For more information on the attack, you can read here: [status.helloworldweb.com...]
8:42 am on Apr 30, 2012 (gmt 0)

Senior Member

WebmasterWorld Senior Member 10+ Year Member

joined:Dec 5, 2002
posts: 1845
votes: 3


BEAST vulnerable. Looks like the fix is a double edged sword.

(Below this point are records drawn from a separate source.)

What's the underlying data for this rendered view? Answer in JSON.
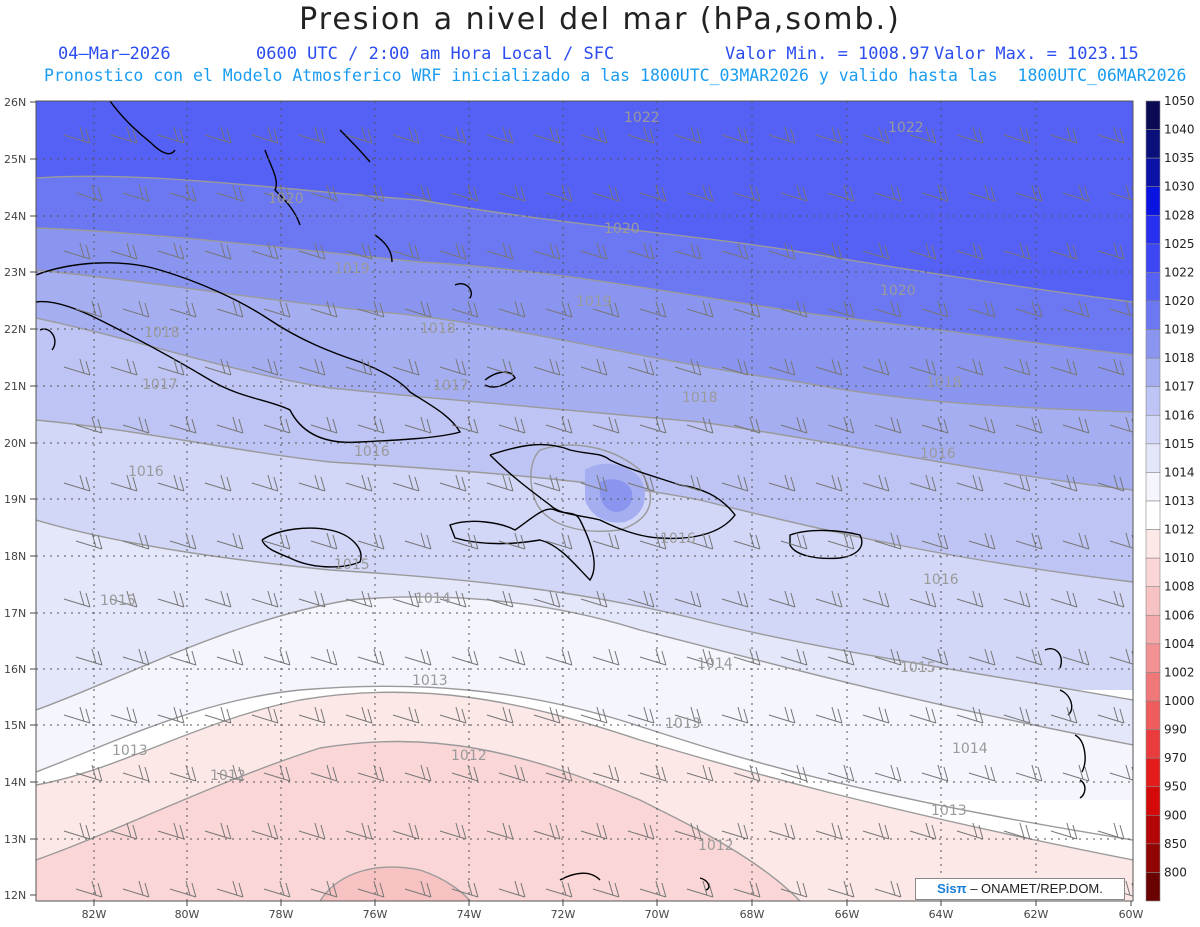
{
  "header": {
    "title": "Presion a nivel del mar (hPa,somb.)",
    "date": "04–Mar–2026",
    "time_label": "0600 UTC / 2:00 am Hora Local / SFC",
    "value_min": "Valor Min. = 1008.97",
    "value_max": "Valor Max. = 1023.15",
    "subtitle": "Pronostico con el Modelo Atmosferico WRF inicializado a las 1800UTC_03MAR2026 y valido hasta las  1800UTC_06MAR2026"
  },
  "map": {
    "lat_labels": [
      "26N",
      "25N",
      "24N",
      "23N",
      "22N",
      "21N",
      "20N",
      "19N",
      "18N",
      "17N",
      "16N",
      "15N",
      "14N",
      "13N",
      "12N"
    ],
    "lon_labels": [
      "82W",
      "80W",
      "78W",
      "76W",
      "74W",
      "72W",
      "70W",
      "68W",
      "66W",
      "64W",
      "62W",
      "60W"
    ],
    "contour_labels": [
      "1022",
      "1022",
      "1020",
      "1020",
      "1020",
      "1019",
      "1019",
      "1018",
      "1018",
      "1018",
      "1018",
      "1017",
      "1017",
      "1016",
      "1016",
      "1016",
      "1016",
      "1016",
      "1015",
      "1015",
      "1015",
      "1014",
      "1014",
      "1014",
      "1013",
      "1013",
      "1013",
      "1013",
      "1012",
      "1012",
      "1012"
    ]
  },
  "legend": {
    "levels": [
      "1050",
      "1040",
      "1035",
      "1030",
      "1028",
      "1025",
      "1022",
      "1020",
      "1019",
      "1018",
      "1017",
      "1016",
      "1015",
      "1014",
      "1013",
      "1012",
      "1010",
      "1008",
      "1006",
      "1004",
      "1002",
      "1000",
      "990",
      "970",
      "950",
      "900",
      "850",
      "800"
    ],
    "colors": [
      "#0a0a55",
      "#0a0f7a",
      "#0a12a8",
      "#0a14e0",
      "#2830f0",
      "#3c46f5",
      "#5560f5",
      "#6c78f2",
      "#8a95f0",
      "#a6aef2",
      "#bec4f4",
      "#d2d6f7",
      "#e4e6fa",
      "#f4f5fd",
      "#ffffff",
      "#fde8e8",
      "#fad6d6",
      "#f7c2c2",
      "#f4aaaa",
      "#f29292",
      "#f07878",
      "#ee5c5c",
      "#ea3c3c",
      "#e41c1c",
      "#d40a0a",
      "#b40606",
      "#900404",
      "#6a0202"
    ]
  },
  "credit": {
    "logo": "Sisπ",
    "text": "– ONAMET/REP.DOM."
  }
}
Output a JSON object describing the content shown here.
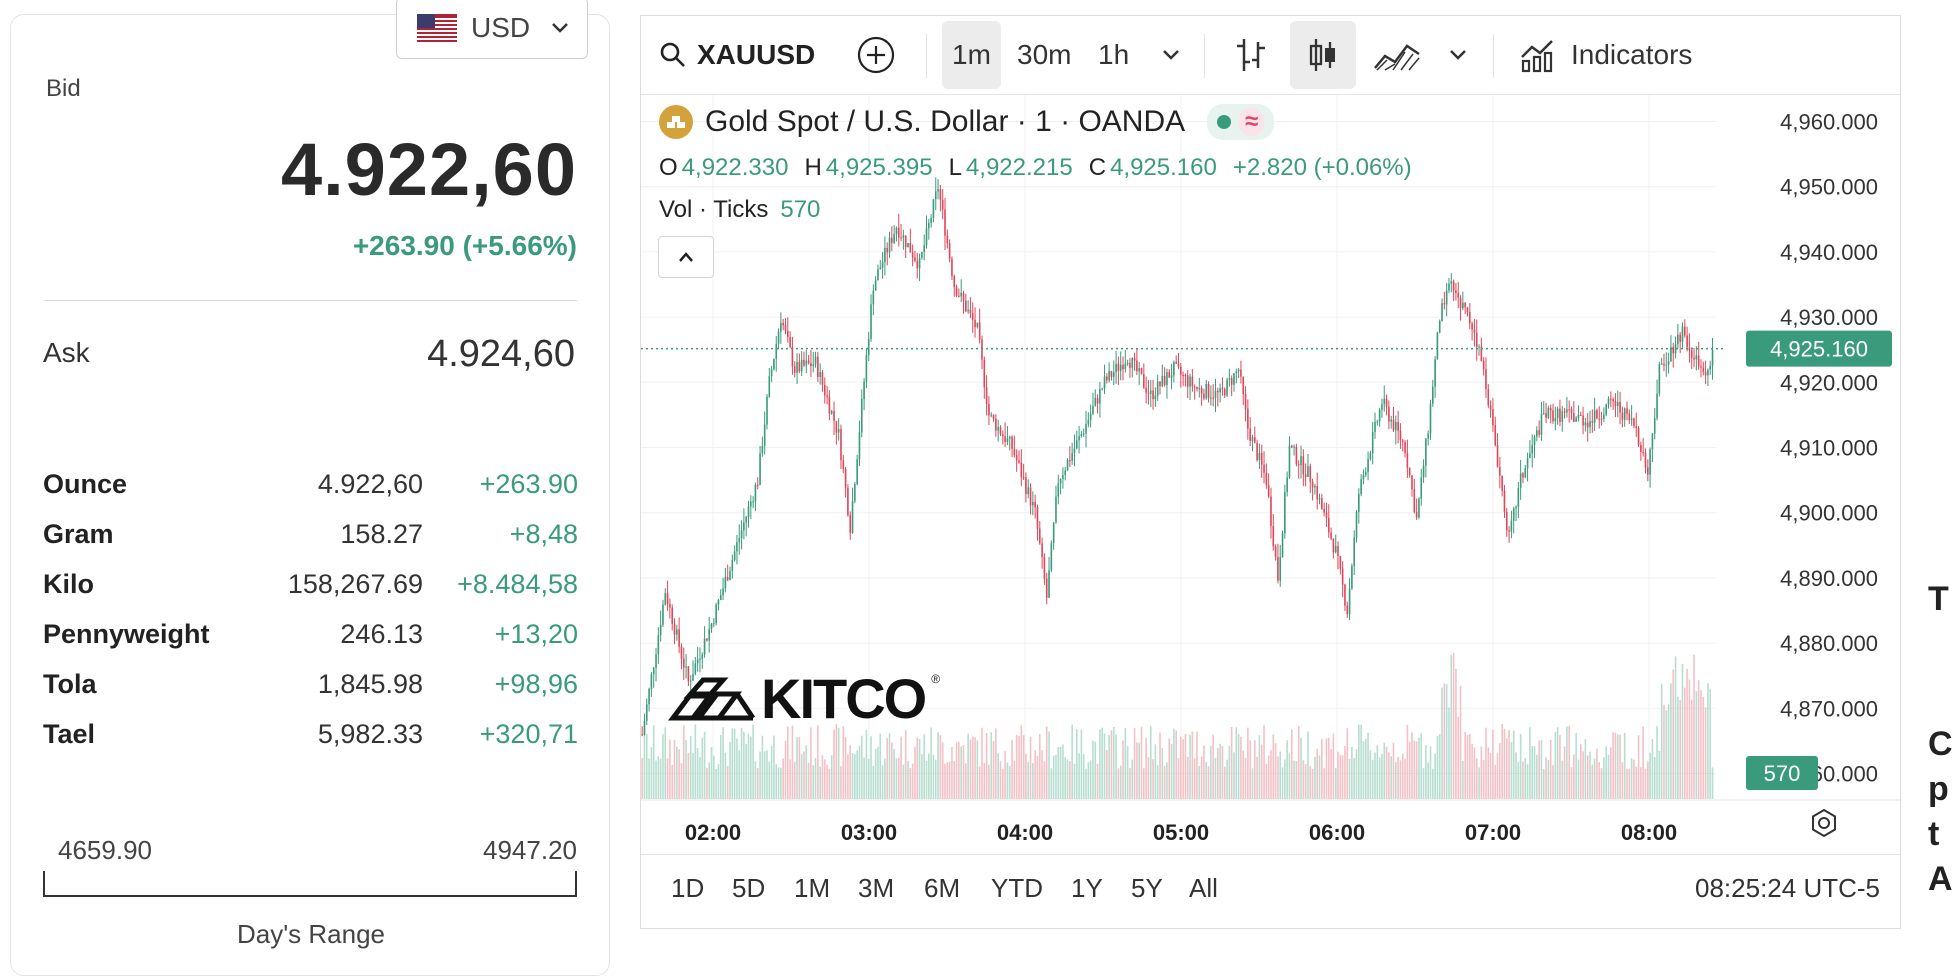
{
  "currency": {
    "label": "USD",
    "icon": "us-flag-icon"
  },
  "quote": {
    "bid_label": "Bid",
    "bid_value": "4.922,60",
    "bid_change": "+263.90 (+5.66%)",
    "ask_label": "Ask",
    "ask_value": "4.924,60"
  },
  "units": [
    {
      "name": "Ounce",
      "price": "4.922,60",
      "change": "+263.90"
    },
    {
      "name": "Gram",
      "price": "158.27",
      "change": "+8,48"
    },
    {
      "name": "Kilo",
      "price": "158,267.69",
      "change": "+8.484,58"
    },
    {
      "name": "Pennyweight",
      "price": "246.13",
      "change": "+13,20"
    },
    {
      "name": "Tola",
      "price": "1,845.98",
      "change": "+98,96"
    },
    {
      "name": "Tael",
      "price": "5,982.33",
      "change": "+320,71"
    }
  ],
  "day_range": {
    "low": "4659.90",
    "high": "4947.20",
    "label": "Day's Range"
  },
  "toolbar": {
    "symbol": "XAUUSD",
    "intervals": [
      "1m",
      "30m",
      "1h"
    ],
    "active_interval": "1m",
    "indicators_label": "Indicators"
  },
  "legend": {
    "title": "Gold Spot / U.S. Dollar · 1 · OANDA",
    "o_label": "O",
    "o_value": "4,922.330",
    "h_label": "H",
    "h_value": "4,925.395",
    "l_label": "L",
    "l_value": "4,922.215",
    "c_label": "C",
    "c_value": "4,925.160",
    "change": "+2.820 (+0.06%)",
    "vol_label": "Vol · Ticks",
    "vol_value": "570",
    "status_symbol": "≈"
  },
  "watermark": {
    "text": "KITCO",
    "reg": "®"
  },
  "colors": {
    "up": "#3a9a7c",
    "down": "#e0465a",
    "price_tag": "#3a9a7c",
    "gold": "#d4a23b"
  },
  "chart_data": {
    "type": "candlestick",
    "title": "Gold Spot / U.S. Dollar · 1 · OANDA",
    "y_ticks": [
      "4,960.000",
      "4,950.000",
      "4,940.000",
      "4,930.000",
      "4,920.000",
      "4,910.000",
      "4,900.000",
      "4,890.000",
      "4,880.000",
      "4,870.000",
      "4,860.000"
    ],
    "ylim": [
      4859,
      4961
    ],
    "x_ticks": [
      "02:00",
      "03:00",
      "04:00",
      "05:00",
      "06:00",
      "07:00",
      "08:00"
    ],
    "last_price": "4,925.160",
    "last_volume": "570",
    "price_path": [
      [
        0,
        4866
      ],
      [
        10,
        4888
      ],
      [
        20,
        4874
      ],
      [
        30,
        4883
      ],
      [
        40,
        4894
      ],
      [
        50,
        4905
      ],
      [
        55,
        4920
      ],
      [
        60,
        4930
      ],
      [
        66,
        4922
      ],
      [
        75,
        4923
      ],
      [
        85,
        4912
      ],
      [
        90,
        4898
      ],
      [
        100,
        4935
      ],
      [
        110,
        4944
      ],
      [
        120,
        4938
      ],
      [
        128,
        4950
      ],
      [
        135,
        4935
      ],
      [
        145,
        4928
      ],
      [
        150,
        4915
      ],
      [
        160,
        4910
      ],
      [
        170,
        4900
      ],
      [
        175,
        4887
      ],
      [
        180,
        4905
      ],
      [
        190,
        4912
      ],
      [
        200,
        4920
      ],
      [
        210,
        4924
      ],
      [
        220,
        4918
      ],
      [
        230,
        4922
      ],
      [
        240,
        4919
      ],
      [
        250,
        4918
      ],
      [
        258,
        4922
      ],
      [
        262,
        4913
      ],
      [
        270,
        4905
      ],
      [
        275,
        4890
      ],
      [
        280,
        4910
      ],
      [
        290,
        4905
      ],
      [
        300,
        4894
      ],
      [
        305,
        4885
      ],
      [
        310,
        4903
      ],
      [
        320,
        4917
      ],
      [
        330,
        4910
      ],
      [
        335,
        4899
      ],
      [
        340,
        4913
      ],
      [
        345,
        4930
      ],
      [
        350,
        4935
      ],
      [
        360,
        4928
      ],
      [
        365,
        4920
      ],
      [
        370,
        4908
      ],
      [
        375,
        4896
      ],
      [
        380,
        4905
      ],
      [
        390,
        4915
      ],
      [
        400,
        4915
      ],
      [
        410,
        4914
      ],
      [
        420,
        4917
      ],
      [
        430,
        4913
      ],
      [
        435,
        4906
      ],
      [
        440,
        4922
      ],
      [
        450,
        4928
      ],
      [
        455,
        4924
      ],
      [
        460,
        4920
      ],
      [
        463,
        4925.16
      ]
    ],
    "volume_profile": "low across session with spikes near 07:00 and 08:00"
  },
  "bottom": {
    "ranges": [
      "1D",
      "5D",
      "1M",
      "3M",
      "6M",
      "YTD",
      "1Y",
      "5Y",
      "All"
    ],
    "clock": "08:25:24 UTC-5"
  },
  "edge": [
    "T",
    "C",
    "p",
    "t",
    "A"
  ]
}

Yeah, is anyone implementing it?
5:08 pm on Apr 30, 2012 (gmt 0)

Senior Member

WebmasterWorld Senior Member bwnbwn is a WebmasterWorld Top Contributor of All Time 10+ Year Member Top Contributors Of The Month

joined:Oct 25, 2005
posts:3492
votes: 3


My scan indicated not vulnerable on the BEAST issue and I am really not sure what I did when I hardened the server to be compliant with my cc processing to stop this threat.
1:58 pm on May 1, 2012 (gmt 0)

Senior Member

WebmasterWorld Senior Member 10+ Year Member

joined:June 13, 2002
posts:2162
votes: 0


From my host:
It's an attack that has been documented on some level for about ten years. The fix on that site does not appear to work as advertised, or the scanner is not detecting things properly, as even when applied it does not say the vulnerability is solved.


Yes its been around since about 1999, andthe fix does not work as advertised on the article.

To fix, SSL needs to be be upgraded to TLS 1.1 or TLS 1.2 (largely unsupported) and then apply MS12-006 if using Windows. But as the client and server need pathching there is no real fix!